Risk-flag severities are also SME-reviewed (ontology §6): payment dishonours are recency-weighted (≤ 6 months full High, 7–12 partial Medium, older audit-only); negative-balance days are tiered (1–3 low, 4–10 medium, > 10 high); cash-deposit intensity is segment-dependent (salaried high above 25% of credits, self-employed medium above 40%); circular transfers escalate to high when they repeat across ≥ 3 months; a large one-off credit escalates to high when ≥ 80% exits within 7 days (pass-through) or the source is untraceable.
3. Why deterministic (the moat)
The number a lender underwrites on must be reproducible and auditable — same statement →
same score, every time, with a factor-by-factor breakdown (RiskScore.factors). The LLM writes
the prose verdict around this number; it never produces or second-guesses it. This is what lets
us defend a decision and is the trust story no competitor tells.

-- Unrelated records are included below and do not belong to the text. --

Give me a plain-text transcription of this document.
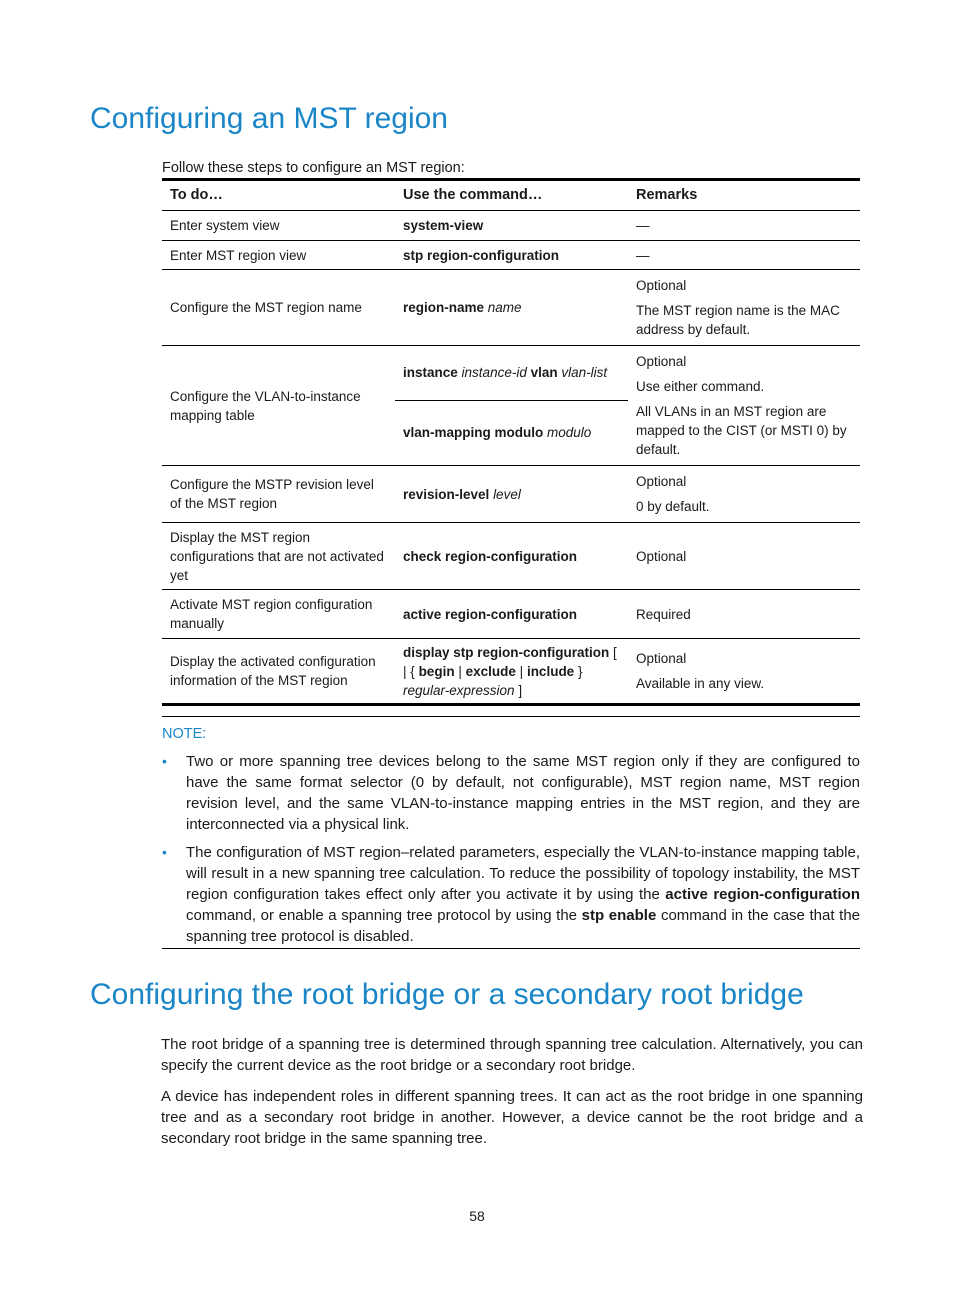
Configuring an MST region
Follow these steps to configure an MST region:
To do…	Use the command…	Remarks
Enter system view	system-view	—
Enter MST region view	stp region-configuration	—
Configure the MST region name	region-name name	Optional

The MST region name is the MAC address by default.

Configure the VLAN-to-instance mapping table	instance instance-id vlan vlan-list	Optional

Use either command.

All VLANs in an MST region are mapped to the CIST (or MSTI 0) by default.

	vlan-mapping modulo modulo	
Configure the MSTP revision level of the MST region	revision-level level	Optional

0 by default.

Display the MST region configurations that are not activated yet	check region-configuration	Optional
Activate MST region configuration manually	active region-configuration	Required
Display the activated configuration information of the MST region	display stp region-configuration [ | { begin | exclude | include } regular-expression ]	Optional

Available in any view.

NOTE:
• Two or more spanning tree devices belong to the same MST region only if they are configured to have the same format selector (0 by default, not configurable), MST region name, MST region revision level, and the same VLAN-to-instance mapping entries in the MST region, and they are interconnected via a physical link.
• The configuration of MST region–related parameters, especially the VLAN-to-instance mapping table, will result in a new spanning tree calculation. To reduce the possibility of topology instability, the MST region configuration takes effect only after you activate it by using the active region-configuration command, or enable a spanning tree protocol by using the stp enable command in the case that the spanning tree protocol is disabled.
Configuring the root bridge or a secondary root bridge

The root bridge of a spanning tree is determined through spanning tree calculation. Alternatively, you can specify the current device as the root bridge or a secondary root bridge.

A device has independent roles in different spanning trees. It can act as the root bridge in one spanning tree and as a secondary root bridge in another. However, a device cannot be the root bridge and a secondary root bridge in the same spanning tree.

58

4. Configurability (⚠️ the open design — being built)
Risk appetite is not universal — what one lender calls “medium” another declines outright. So:
- The rubric above is the documented default (
DEFAULT_POLICYinsrc/domain/policy.py). - The same policy also governs the analysis thresholds upstream of scoring — income detection (metrics.md §1) and which obligation types load FOIR (ontology §5) — so a lender tunes the whole pipeline, not just the final scorecard, from one place.
- A lender may override any threshold/weight per their credit policy — self-serve in the app
(Settings → Risk scoring policy, owner-only) or via
PATCH /v1/org/scoring-policy. - This is the seed of the policy / auto-decision layer (roadmap #4): once thresholds are lender-owned data, “approve / refer / decline” becomes the lender’s rule, and Obsrv stays the engine, not the decision-maker.
Indicative aid, not a credit decision: the score is labelled as such, and the verdict text always surfaces the underlying flags + recommended verification.